Beetles, worms, ants and aphids, oh my! I’m convinced that because my Pennsport deck is home to the only vegetables within, oh, most of the neighborhood, every pest in the ’hood sees my garden as an oasis of tastiness. Last year’s battles included all the garden-variety bugs you’d expect, plus whiteflies, cabbage loopers and brown marmorated stink bugs.
It was an exciting year.
While the chemical-killer nuclear option is tempting, there are plenty of non-toxic natural remedies. For instance, “good” bugs, like adorable ladybugs. One adult ladybug can eat up to 1,000(!) aphids per day, and they’ll even eat the eggs of cucumber beetles. Talk about an oasis of tastiness. Greensgrow Farms sells tiny buckets of squirming ladies, ready for release. (They go for $12 for 1,500, which will cover 700 square feet.)
Because aphids and cucumber beetles transmit diseases like the dreaded mosaic virus and bacterial wilts, it’s best to hedge your bets and employ several strategies. Strangely, aluminum foil is a great partner for your tiny red friends. Rather than pitching that barely used and mostly clean foil, rip it into strips and place it at the base of your plants. This aluminum mulch should cover at least 50 percent of your container’s soil, and can repel up to 95 pecent of your aphids while simultaneously discouraging cucumber beetles.
Moving right along… Whiteflies, which are nearly invisible to the human eye, seem particularly fond of tomatoes, so plant a few marigolds and make some yellow glue traps. Marigolds repel both whiteflies and aphids, but they can be toxic to some veggies, like beans, so plant them in their own containers. Making glue traps is a super-satisfying and super-easy solution, too. Simply buy a sheet of yellow poster board, boil up a quart of water and a quart of corn syrup, allow the solution to cool a bit and then slather it on. The yellow attracts the insects, and the sticky mess traps them.
Glue’s good, but squishing the monsters works pretty well, too. Both tomato hornworms and cabbage loopers are easy to identify by the carnage they leave in their wake: they can demolish a perfect healthy plant in a matter of days. The former will chomp leaves down to the stalk, and the latter will make Swiss cheese of your plant’s leaves. They’ll both leave piles of green worm poop in their wake. Hornworms are rather terrifying-looking creatures—they can grow up to four inches long and are as thick as an adult’s thumb; then there’s the whole horn thing. While gutsier gardeners than myself (hi, Mom!) have no problem plucking them off and smushing them with their bare hands, garden gloves provide a welcome layer of insulation. Loopers, only about an inch long, propagate quickly, and where there’s one, there’s likely a dozen. Nothing satisfies like squishing green worm goop out of these nasties, except maybe throwing them onto the neighboring roof and watching sparrows devour them alive.
If potions are your thing, Neem oil is a great multi-purpose organic garden aid. It’s readily available at any garden center. You can also, of course, brew your own killing concoction (see below).

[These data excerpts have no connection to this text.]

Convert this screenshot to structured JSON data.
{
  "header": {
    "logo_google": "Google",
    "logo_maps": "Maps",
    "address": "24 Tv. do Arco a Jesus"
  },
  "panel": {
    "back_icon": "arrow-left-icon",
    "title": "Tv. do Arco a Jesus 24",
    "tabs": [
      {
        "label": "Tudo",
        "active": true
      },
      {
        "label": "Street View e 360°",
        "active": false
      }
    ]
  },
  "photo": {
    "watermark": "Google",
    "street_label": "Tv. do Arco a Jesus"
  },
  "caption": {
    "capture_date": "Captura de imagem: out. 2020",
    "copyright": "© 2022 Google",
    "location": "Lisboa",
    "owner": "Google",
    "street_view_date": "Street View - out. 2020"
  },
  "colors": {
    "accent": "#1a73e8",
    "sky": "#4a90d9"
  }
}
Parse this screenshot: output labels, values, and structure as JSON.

Dear gardeners, I’ve saved the worst news for last: brown marmorated stink bugs. These invasive bugs bore straight through your veggies, leaving brown mush in their wake. Alas, they left their waspy predators back in Asia, from whence they came. There ain’t much you can do except identify them, preferably when they’re still eggs or freshly hatched, and smash them into gooey pulp. They typically deposit their pale green eggs on the undersides of leaves in clutches of approximately 28. Newborns look like diamond-shaped beetles, about the size of an adult ladybug, with black heads and yellow bodies with black marking. Kill them dead. Use extreme prejudice.

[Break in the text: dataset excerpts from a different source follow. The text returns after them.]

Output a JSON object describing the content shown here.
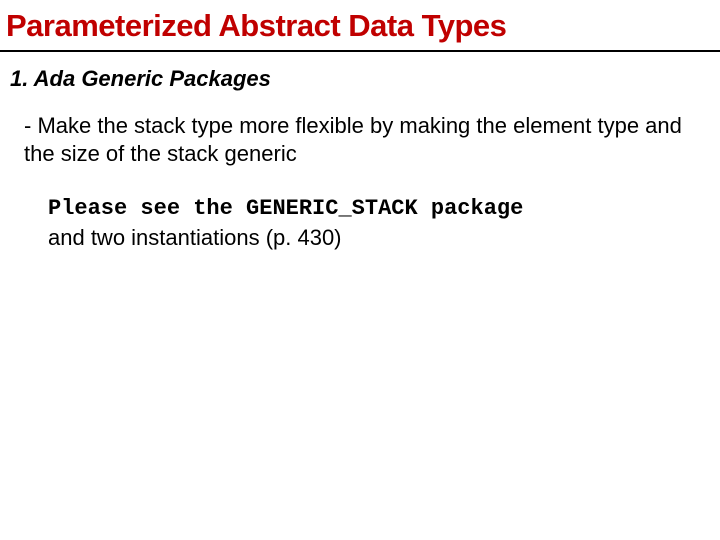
{
  "title": "Parameterized Abstract Data Types",
  "section": {
    "heading": "1. Ada Generic Packages",
    "bullet": "- Make the stack type more flexible by making the element type and the size of the stack generic",
    "note": {
      "mono_prefix": " Please see the ",
      "mono_code": "GENERIC_STACK",
      "mono_suffix": " package",
      "plain_line": "and two instantiations (p. 430)"
    }
  }
}
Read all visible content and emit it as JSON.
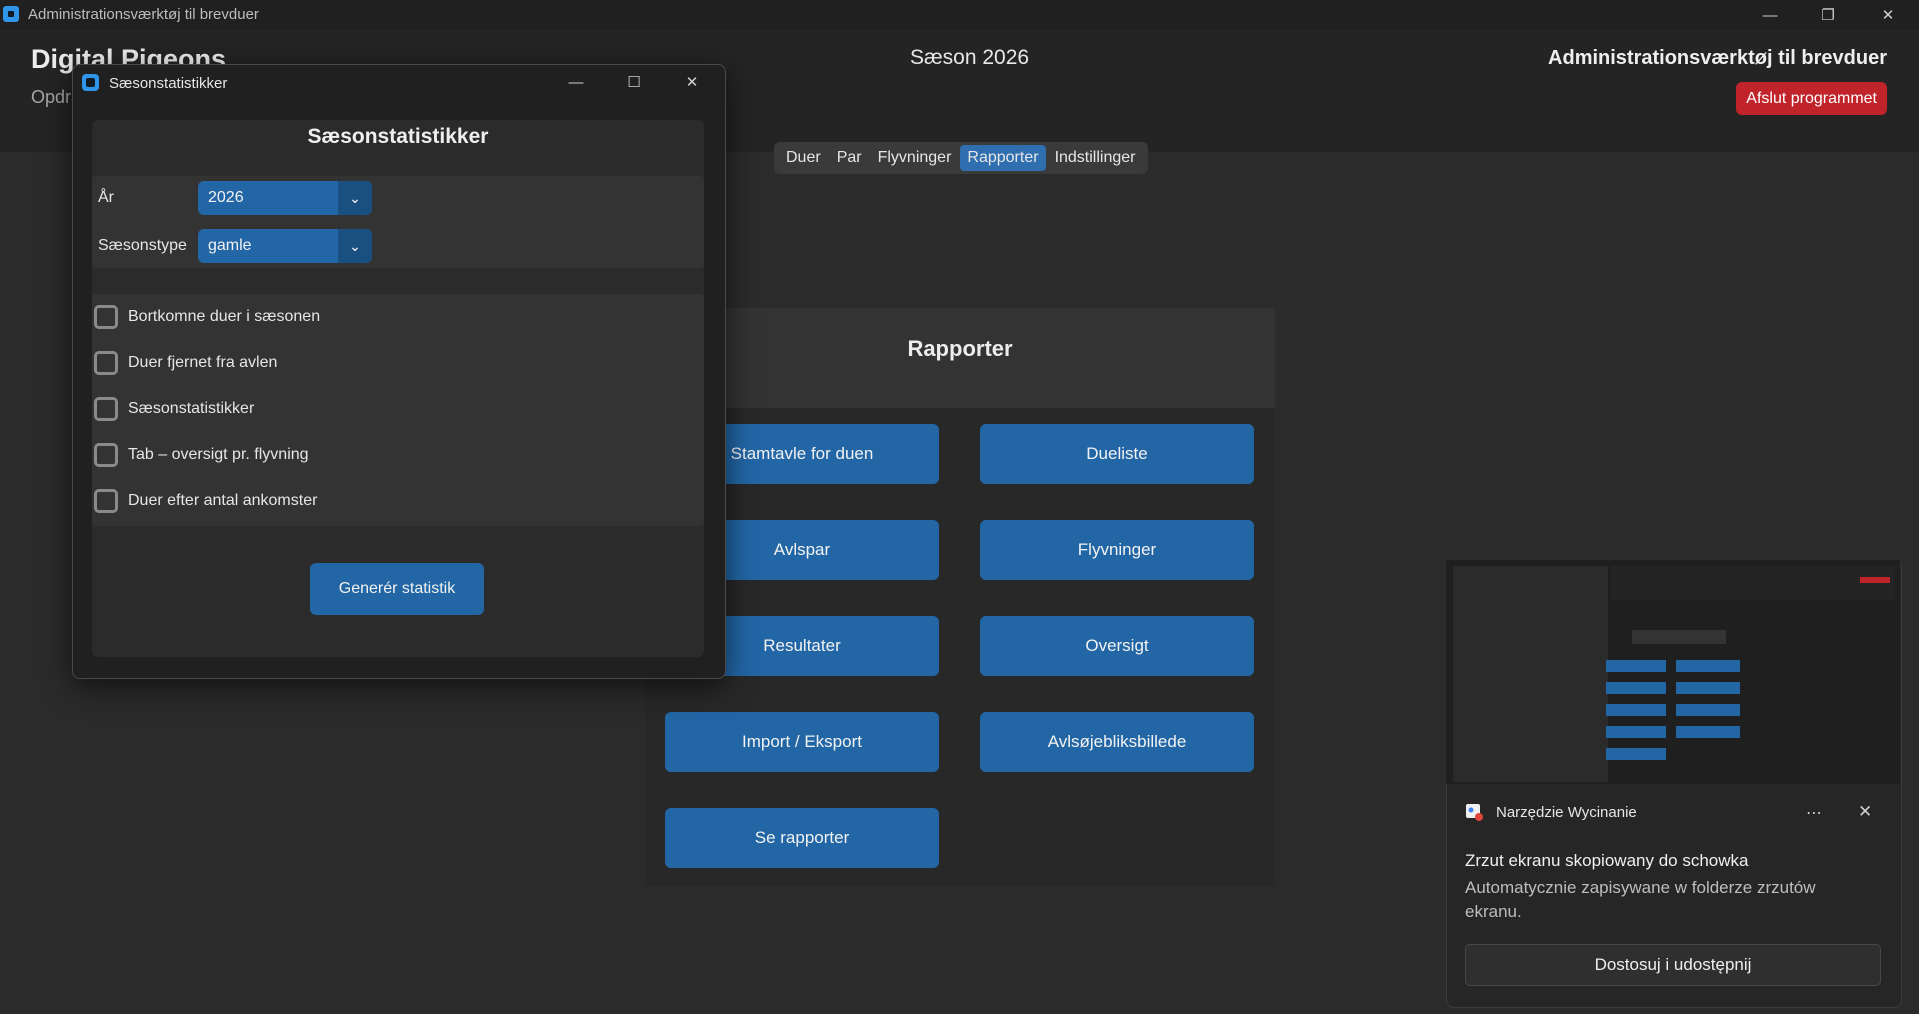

Char Vandermeer tends a container garden on her South Philly roof deck; she chronicles the triumphs and travails at plantsondeck.com
Bug Zapper
1 cup stems, seeds, leaves
and flowers of thyme,
lavender and yarrow
2 Tbsp. coffee grounds
Water
1/4 cup milk
1 tbsp. of natural dishwashing soap
- Combine herbs and coffee grounds in
a pot of water and steep for 24 hours. - Strain the solution, reserving the liquid and
composting or discarding the herbs. - Add milk and dishwashing soap to the strained solution.
- Pour into a spray bottle, shake, then spray the afflicted plants, making sure to hit the undersides of the leaves.